- Genre: National Socialist black metal
- Locations: Moscow, Russia (2012–2013) Kyiv, Ukraine (2014–present)
- Years active: 2012–present
- Founders: Alexey Levkin
- Organized by: Militant Zone

= Asgardsrei festival =

National Socialist black metal rock music festival held in Ukraine

Asgardsrei festival (Norwegian: 'The Ride of Asgard', i.e "The Wild Hunt") is an annual National Socialist black metal (NSBM) festival in Kyiv, Ukraine.

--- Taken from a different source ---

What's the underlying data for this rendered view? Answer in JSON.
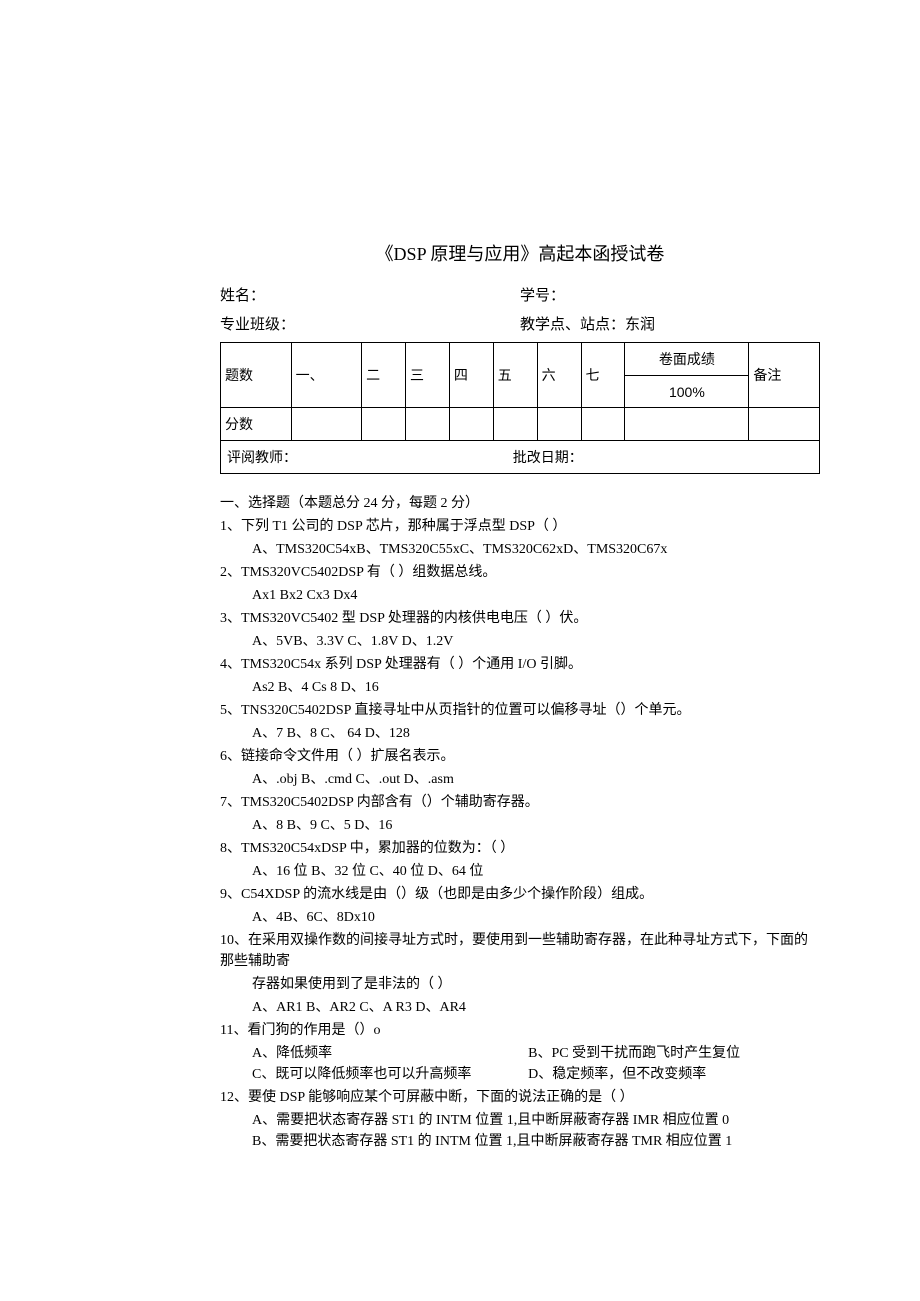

As a NSBM and white power music festival, it is one of the most popular events for far-right and neo-Nazi extremists and a meeting ground for white supremacist networks and organizations across Europe and America. Several of the organizers and bands regularly playing at the club Bingo during Asgardsrei festival have been convicted of murders, assaults and other hate crimes, and belong to organizations classified as terrorist groups by several European courts. It is named after the mythological Oskorei, also known as the Wild Hunt, which also was the name of a 1999 album by Absurd, which was seen as influential to the National Socialist black metal scene. Bands that have participated in the festival include Absurd, Peste Noire, Goatmoon, M8L8TH, and Nokturnal Mortum.

The festival is strongly connected to Alexey Levkin of М8Л8ТХ, and his "Militant Zone" label, who act as organizers and originally founded the festival in Moscow in 2012. Levkin and the Militant Zone used to be heavily involved in the Ukrainian nationalist Azov Brigade and are now in the paramilitary Russian Volunteer Corps.